Gesundheitswesen 2014; 76 - V10
DOI: 10.1055/s-0034-1371563

Vor Euphorie wird gewarnt – kritische Bemerkungen zur integrierten Versorgung in der Psychiatrie am Beispiel des Modells der AOK Niedersachsen für Schizophrenie

H Elgeti 1
  • 1Dezernat für Soziale Infrastruktur (II.3), Region Hannover, Hannover

Der aus unterschiedlichen Motiven befürwortete Umbau des psychiatrischen Hilfesystems durch selektivvertragliche Regelungen gemäß §140a-d SGB V ist mit Risiken und Nebenwirkungen behaftet, die bei unvoreingenommener Urteilsbildung zu bedenken sind. Der Beitrag beschreibt den Kontext, der den viel kritisierten Selektivvertrag der AOK-Niedersachsen zur integrierten Versorgung für Schizophrenie ermöglichte, skizziert das Behandlungskonzept und stellt kritische Fragen zu Umsetzung und möglichen Folgen. Außerhalb befristeter und regional eingegrenzter Modellerprobungen ist von Selektivverträgen zur Qualitätsentwicklung in der Psychiatrie abzuraten. Sie dienen vor allem der Reduktion von Kosten und Realisierung von Profiten bei Krankenkassen, Investoren und Hilfeanbietern. Die angebotene Behandlung gilt nur für eingeschriebene Mitglieder und bindet diese an bestimmte Leistungserbringer, die durch zentral festgelegte Behandlungspfade eingeengt werden.

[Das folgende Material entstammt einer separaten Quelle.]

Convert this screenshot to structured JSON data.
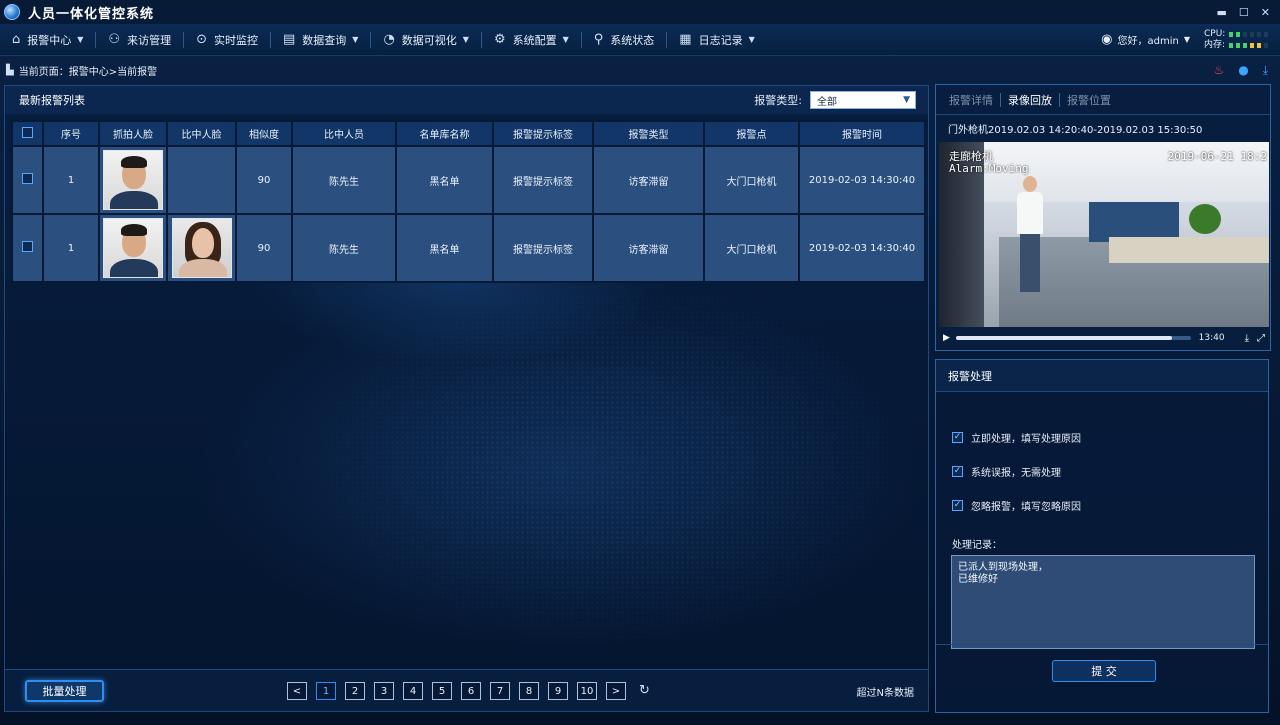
{
  "app": {
    "title": "人员一体化管控系统",
    "window_controls": [
      "▬",
      "☐",
      "✕"
    ]
  },
  "nav": {
    "items": [
      {
        "label": "报警中心",
        "icon": "alarm-center-icon",
        "dropdown": true
      },
      {
        "label": "来访管理",
        "icon": "visitor-icon",
        "dropdown": false
      },
      {
        "label": "实时监控",
        "icon": "location-pin-icon",
        "dropdown": false
      },
      {
        "label": "数据查询",
        "icon": "document-search-icon",
        "dropdown": true
      },
      {
        "label": "数据可视化",
        "icon": "pie-chart-icon",
        "dropdown": true
      },
      {
        "label": "系统配置",
        "icon": "settings-icon",
        "dropdown": true
      },
      {
        "label": "系统状态",
        "icon": "route-icon",
        "dropdown": false
      },
      {
        "label": "日志记录",
        "icon": "calendar-icon",
        "dropdown": true
      }
    ],
    "user": {
      "greeting": "您好，admin"
    },
    "meters": {
      "cpu_label": "CPU:",
      "mem_label": "内存:"
    }
  },
  "breadcrumb": {
    "text": "当前页面：报警中心>当前报警"
  },
  "alarm_list": {
    "title": "最新报警列表",
    "filter_label": "报警类型:",
    "filter_value": "全部",
    "columns": [
      "",
      "序号",
      "抓拍人脸",
      "比中人脸",
      "相似度",
      "比中人员",
      "名单库名称",
      "报警提示标签",
      "报警类型",
      "报警点",
      "报警时间"
    ],
    "rows": [
      {
        "index": "1",
        "similarity": "90",
        "person": "陈先生",
        "list": "黑名单",
        "tag": "报警提示标签",
        "type": "访客滞留",
        "point": "大门口枪机",
        "time": "2019-02-03 14:30:40",
        "has_match_face": false
      },
      {
        "index": "1",
        "similarity": "90",
        "person": "陈先生",
        "list": "黑名单",
        "tag": "报警提示标签",
        "type": "访客滞留",
        "point": "大门口枪机",
        "time": "2019-02-03 14:30:40",
        "has_match_face": true
      }
    ]
  },
  "pager": {
    "batch_label": "批量处理",
    "prev": "<",
    "next": ">",
    "pages": [
      "1",
      "2",
      "3",
      "4",
      "5",
      "6",
      "7",
      "8",
      "9",
      "10"
    ],
    "active_page": "1",
    "total": "超过N条数据"
  },
  "video": {
    "tabs": [
      "报警详情",
      "录像回放",
      "报警位置"
    ],
    "active_tab": "录像回放",
    "caption": "门外枪机2019.02.03 14:20:40-2019.02.03 15:30:50",
    "osd_cam": "走廊枪机",
    "osd_alarm": "Alarm:Moving",
    "osd_time": "2019-06-21 18:2",
    "duration": "13:40",
    "progress": 0.92
  },
  "handling": {
    "title": "报警处理",
    "options": [
      "立即处理，填写处理原因",
      "系统误报，无需处理",
      "忽略报警，填写忽略原因"
    ],
    "record_label": "处理记录：",
    "record_text": "已派人到现场处理，\n已维修好",
    "submit": "提 交"
  },
  "colors": {
    "accent": "#2f8ef0",
    "alarm": "#ff4b4b",
    "ok_meter": "#47d16b"
  }
}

In dem Selektivvertrag der AOK Niedersachsen mit der I3G profitieren beide Vertragspartner und die mit der Umsetzung beauftragten Dienste ökonomisch, wenn Versicherte die Diagnose Schizophrenie erhalten, mit bestimmten Mindestdosen Neuroleptika behandelt und von Klinikaufenthalten ferngehalten werden. Das „interne“ Netzwerk der Vertragspartner schwächt das regionale Netzwerk, weil es Parallelstrukturen schafft, Konkurrenz fördert und dazu neigt, Verbundstrukturen zu ignorieren oder zu manipulieren. Demgegenüber sind zur Stärkung von Wirksamkeit und Wirtschaftlichkeit des Hilfesystems auf Grundlage kollektivvertraglicher Regelungen Initiativen der Politik nötig. Vom Staat müssen klare Rahmensetzungen für solidarisch finanzierte, flächendeckend verfügbare bedarfsgerechte Hilfen kommen. Die Kommunen müssen ihre Verantwortungsträgerschaft für die soziale Daseinsfürsorge ernst nehmen und die Federführung bei Planung und Steuerung der Versorgung vor Ort übernehmen. Von den Leistungsträgern wären praktikable Lösungen für Kostenträger-übergreifende regionale Planungsbudgets zu fordern.